At the edge of the Atlantic, a floating island stands connected to the docks at port. On board are four hundred aging people who pace between their bathrooms and balconies. When their sea legs fail them, they lay in bed and try to visualize the cruise ship as something from the golden age of luxury travel, but not the Titanic, or one of those Venitian hotels where the lobby constantly floods.
It’s better to imagine the ship more like Noah’s Arc, except instead of two of every kind of species, there are two hundred pairs of the same species: old white people. It is propelled forward with gallons of fuel, and stays afloat with a miraculous combination of physics and funds from the guests retirement pensions.
In the main atrium, a large staircase leads from the food hall to the pool deck and in between is a closet-sized room that fits two people. On the door, carved in relief on stone, are the words “Cruise Confessional”.
The following passages are from the crew and guests aboard this craft:
“Dear Lord, I need guidance. My son went in one end of the water-slide, and never came out the other. Why do I feel such peace?”

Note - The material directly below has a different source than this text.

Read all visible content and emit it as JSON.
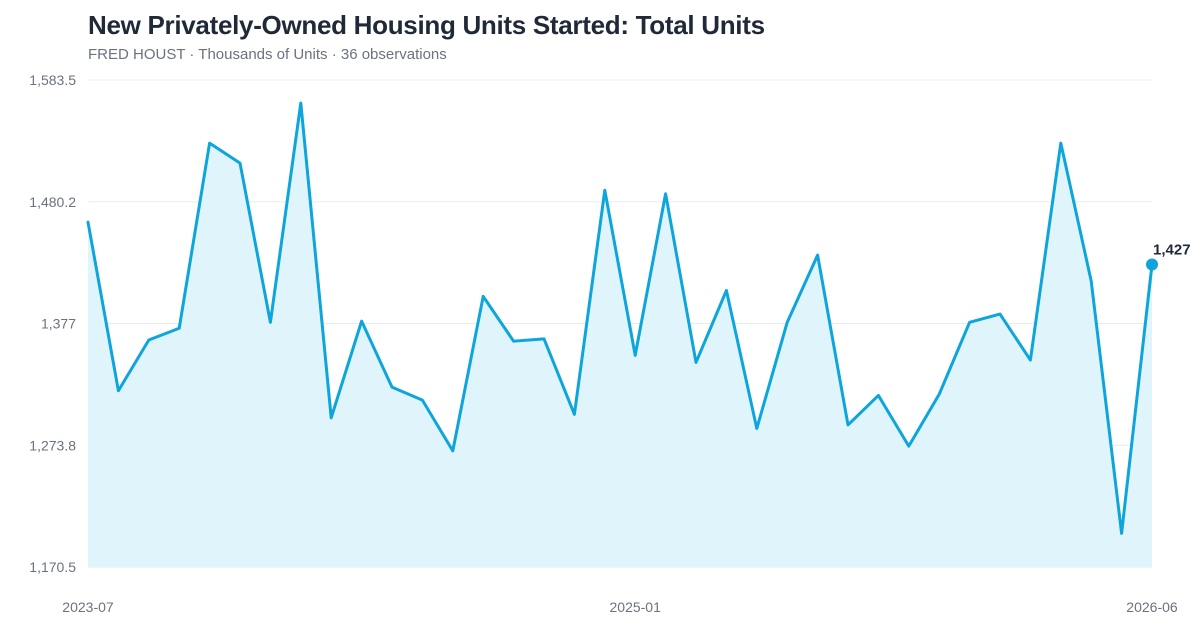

“Last night, Oh Lord, I was taken away by the spirit. Someone had grabbed my hips, and the music was a slow mambo, and before I knew what I was doing, I was in a conga line without my wife. I smelled the neck of the person I was leading. I felt the sensual release of being led by another woman. I fear to see my wife this morning. I hid my face behind a heaping tray of croissants, pancakes and donuts. Forgive me, for I have sinned.”
“Oh God, please protect me. I fear I am becoming a habitual liar. Today, I told my Mom I put on sunscreen, when really I hadn’t.”
“I have worked on this ship for fifteen years. I’ve realized that this ship is a closed network, a cycle that resembles life. People come and go, time changes. I don’t carry any hatred of the work, or my dark cabin. I just feel resignation, an absence of anything else. The food stays the same, my feet touch metal, I don’t believe in anything higher. I haven’t been able to stop thinking, though. It was last night’s staff meal that reignited some form of religion inside me. It was undeniable proof that something, beyond the land or sky, was calling for me. I’m not looking for an explanation, but maybe just a meaning. How else could I have found a pumpkin seed in the center of my hot dog?”
“God, please look after my son and me. I sent him out to the game room and told him I was taking a shower, but instead I pooped and shaved my whole body. Now, John (my sister’s boss) is sleeping naked in my room, and I’ve locked my son outside. I left to find him, and when he did, I only thought to scold him for not wearing his sun lotion before I shut myself in this confession box. Where do I go from here?”